Bu bitkiyi elde etmenin iki yolu vardır: kolay ve zor. Kolay yolu tercih ederseniz yumuşak topraklarda, kaş, bayır, erozyona uğramış yerlere bakabilirsini onu. Kolayca, bir çırpıda bulabilirsiniz. Ancak kolay elde ettiğiniz apdillekler o kadar tatlı değildir. Özsuyu da fazla yoktur. Derinde olmadığı için güneşten de etkilenir.
İkinci yol düz ve sert topraklarda yetişen bitkilerdir. Bunlar daha sulu ve lezzetlidir. Güneşten de etkilenmezler. Ancak onlara ulaşmak öyle kolay değildir. Toprağı dikkatli bir şekilde kazacaksınız. Kazmayla apdilleklerin köküne zarar vermemeye dikkat edeceksiniz. Onu sağlam bir şekilde çıkartıp zevkle yiyebilirsiniz.
Bu bitkiyi niye anlattım?
Apdillekten öğrendiğimiz iki önemli şey vardır. Değil mi ki kainatın her zerresi bize hikmetler veren bir kitaptır. Onu hakkıyla okumasını bilip ibret alabiliyorsak ne mutlu!
Hayatta kolayı tercih edenlerin, emek vermeden, zahmet çekmeden, yattığı yerden bir şeyler elde etmek peşinde olan insanların kazandıklarında bereket olmaz. Tat olmaz. Elindekileri de kısa sürede kaybederler onlar.
Bir şeyler elde etmek için ter döken, zahmet çeken, hayatındaki birçok eğlenceden fedakarlık yapan insanların kazandıkları daha anlamlı, daha tatlı ve uzun soluklu olur.

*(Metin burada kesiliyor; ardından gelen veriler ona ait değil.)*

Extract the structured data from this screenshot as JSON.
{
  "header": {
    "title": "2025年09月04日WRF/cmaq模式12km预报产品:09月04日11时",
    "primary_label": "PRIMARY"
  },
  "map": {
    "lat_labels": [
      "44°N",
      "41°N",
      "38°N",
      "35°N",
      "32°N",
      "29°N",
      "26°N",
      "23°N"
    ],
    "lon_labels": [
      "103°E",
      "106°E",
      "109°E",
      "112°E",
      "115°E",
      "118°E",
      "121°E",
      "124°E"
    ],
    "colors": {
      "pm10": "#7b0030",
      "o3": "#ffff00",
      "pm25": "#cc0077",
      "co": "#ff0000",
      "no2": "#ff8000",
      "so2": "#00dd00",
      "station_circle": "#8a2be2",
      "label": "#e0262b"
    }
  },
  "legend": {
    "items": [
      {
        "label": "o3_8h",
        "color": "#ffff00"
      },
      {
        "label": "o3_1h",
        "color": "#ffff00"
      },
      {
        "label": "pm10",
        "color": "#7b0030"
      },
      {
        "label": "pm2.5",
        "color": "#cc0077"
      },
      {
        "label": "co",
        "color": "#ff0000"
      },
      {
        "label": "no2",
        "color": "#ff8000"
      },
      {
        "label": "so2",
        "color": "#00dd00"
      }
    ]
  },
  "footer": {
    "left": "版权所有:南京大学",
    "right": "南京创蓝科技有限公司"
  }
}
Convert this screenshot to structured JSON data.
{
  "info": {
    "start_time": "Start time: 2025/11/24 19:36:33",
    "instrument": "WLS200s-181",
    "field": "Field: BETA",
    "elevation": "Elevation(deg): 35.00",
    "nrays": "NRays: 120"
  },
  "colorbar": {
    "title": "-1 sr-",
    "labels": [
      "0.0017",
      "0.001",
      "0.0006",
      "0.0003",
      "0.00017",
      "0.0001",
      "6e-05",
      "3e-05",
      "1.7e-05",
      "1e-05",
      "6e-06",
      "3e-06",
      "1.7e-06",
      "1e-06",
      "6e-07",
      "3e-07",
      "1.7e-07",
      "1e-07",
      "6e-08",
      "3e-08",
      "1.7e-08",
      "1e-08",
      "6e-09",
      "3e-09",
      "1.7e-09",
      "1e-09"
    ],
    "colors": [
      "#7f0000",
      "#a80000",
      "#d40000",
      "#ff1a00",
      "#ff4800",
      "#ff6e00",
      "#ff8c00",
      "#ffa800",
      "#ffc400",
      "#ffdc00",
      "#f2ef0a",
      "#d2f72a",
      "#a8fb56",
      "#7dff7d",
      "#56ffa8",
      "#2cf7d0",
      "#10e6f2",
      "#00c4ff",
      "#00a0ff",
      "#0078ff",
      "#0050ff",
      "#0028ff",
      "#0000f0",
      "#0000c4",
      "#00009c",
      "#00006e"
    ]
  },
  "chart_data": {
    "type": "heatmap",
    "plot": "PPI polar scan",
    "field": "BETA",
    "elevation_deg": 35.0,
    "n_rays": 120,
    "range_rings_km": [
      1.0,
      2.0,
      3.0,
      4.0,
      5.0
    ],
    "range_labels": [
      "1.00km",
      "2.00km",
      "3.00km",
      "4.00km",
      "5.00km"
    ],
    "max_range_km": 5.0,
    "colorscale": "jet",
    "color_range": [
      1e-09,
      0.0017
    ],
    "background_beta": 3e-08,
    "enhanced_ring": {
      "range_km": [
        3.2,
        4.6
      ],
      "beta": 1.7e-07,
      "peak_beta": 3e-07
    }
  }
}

Peygamberimiz de bu konuda şöyle buyurmuştur:
Hiç kimse elinin emeğinden daha hayırlı bir şey yememiştir.(Buhari, Bûyû, 15)
Şimdi yeniden apdillek yemeye gitmek istesek şüphesiz ikinci yolu tercih ederiz. Onun özsuyunda hayatın felsefesini okuyabilenlere ne mutlu.